Sonoma County Superior Court Judge Julie Conger, who earlier indicated she might reduce the charge to a misdemeanor, also sentenced Ronald McKnight, 38, to three years probation and prohibited him from owning any animal.
The courtroom — packed with animal lovers ‚ erupted in a loud cheer when the judge said:
“The charge must remain a felony.”
McKnight’s Labrador puppy “Daphne” injured a leg in August 2014, and a dog walker took her to an animal hospital and paid $3,000 for surgery, according to the Sonoma County District Attorney’s Office.
The dog then disappeared from McKnight’s home, and McKnight said he had taken it to a shelter. A week later the whimpering, dehydrated and malnourished puppy was found on Nuns Canyon Road in Glen Ellen and it was taken to the Sonoma County Animal Shelter.
Two fractures were found in the dog’s extremely atrophied left hind leg which had to be amputated.
McKnight was identified as the dog’s owner after a Sonoma County veterinarian presented Daphne’s case to a class he was teaching at Santa Rosa Junior College. Two students recognized the pup’s initial injury and its surgically pinned leg, the District Attorney’s Office said.
McKnight admitted abandoning the dog, but he said he left it off of Interstate Highway 80 near Travis Air Force Base, prosecutors said. He was held to answer to the felony animal cruelty charge after a preliminary hearing in April.
McKnight’s attorney Gene Michael Gordon said McKnight, a member of the U.S. Coast Guard, has volunteered at three animal shelters since the incident.
Gordon told the court a felony conviction will jeopardize McKnight’s 13-year career with the Coast Guard, his client is remorseful for his actions and does not have a prior criminal record.
McKnight did the best he could with a difficult situation, Gordon said.
Sonoma County Assistant District Attorney William Brockley said McKnight told numerous lies about his behavior. He said McKnight is “clothing himself in the American flag,” and “cloaking himself as a public servant.”
Brockley said McKnight earned $74,000 a year in the Coast Guard and could have afforded the care Daphne needed:
“This was felonious and inhumane conduct. … He knew the dog would die a painful death.”
Judge Conger said McKnight should have known abandoning an injured animal is a crime in any state. She said McKnight waited two weeks before he sought care through his neighbor for the dog’s injured leg, and later lied when he said he took Daphne to an animal shelter.
“This was egregious behavior.”
The judge ordered McKnight to surrender his weapon and ammunition.

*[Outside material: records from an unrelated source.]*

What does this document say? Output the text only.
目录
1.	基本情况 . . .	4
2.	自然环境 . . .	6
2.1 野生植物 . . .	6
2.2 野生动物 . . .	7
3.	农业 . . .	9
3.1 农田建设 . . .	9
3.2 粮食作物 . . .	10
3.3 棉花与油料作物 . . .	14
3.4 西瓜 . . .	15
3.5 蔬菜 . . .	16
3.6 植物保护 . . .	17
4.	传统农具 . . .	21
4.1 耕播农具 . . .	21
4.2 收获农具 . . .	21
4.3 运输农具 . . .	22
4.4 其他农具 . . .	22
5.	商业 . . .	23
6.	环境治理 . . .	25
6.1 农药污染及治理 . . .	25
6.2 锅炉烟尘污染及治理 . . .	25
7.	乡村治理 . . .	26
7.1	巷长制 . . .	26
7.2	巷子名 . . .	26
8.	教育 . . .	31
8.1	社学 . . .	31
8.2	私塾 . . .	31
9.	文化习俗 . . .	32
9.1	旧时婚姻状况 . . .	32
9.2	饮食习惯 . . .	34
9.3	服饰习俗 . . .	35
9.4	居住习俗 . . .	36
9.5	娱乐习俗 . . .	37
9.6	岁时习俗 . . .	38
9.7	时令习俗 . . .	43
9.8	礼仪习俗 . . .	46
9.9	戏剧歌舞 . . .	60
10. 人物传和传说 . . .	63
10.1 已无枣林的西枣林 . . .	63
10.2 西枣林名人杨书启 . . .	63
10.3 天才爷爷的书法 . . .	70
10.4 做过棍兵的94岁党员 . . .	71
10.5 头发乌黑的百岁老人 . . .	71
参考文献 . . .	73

McKnight can apply to serve his 4-month term on work release, and must report to the jail on Jan. 29.
Brockley asked for an 8-month jail sentence, but he said:
“The big fight was getting the felony conviction.”
After the sentencing, Dan Famini, a veterinarian with Sonoma County Animal Shelter, said Daphne has been placed in a new home:
“We see animal cases all the time, but it’s rare we have the evidence to support the facts. … The District Attorney’s Office has been very helpful. This is the third case I’ve seen (in court) this year.”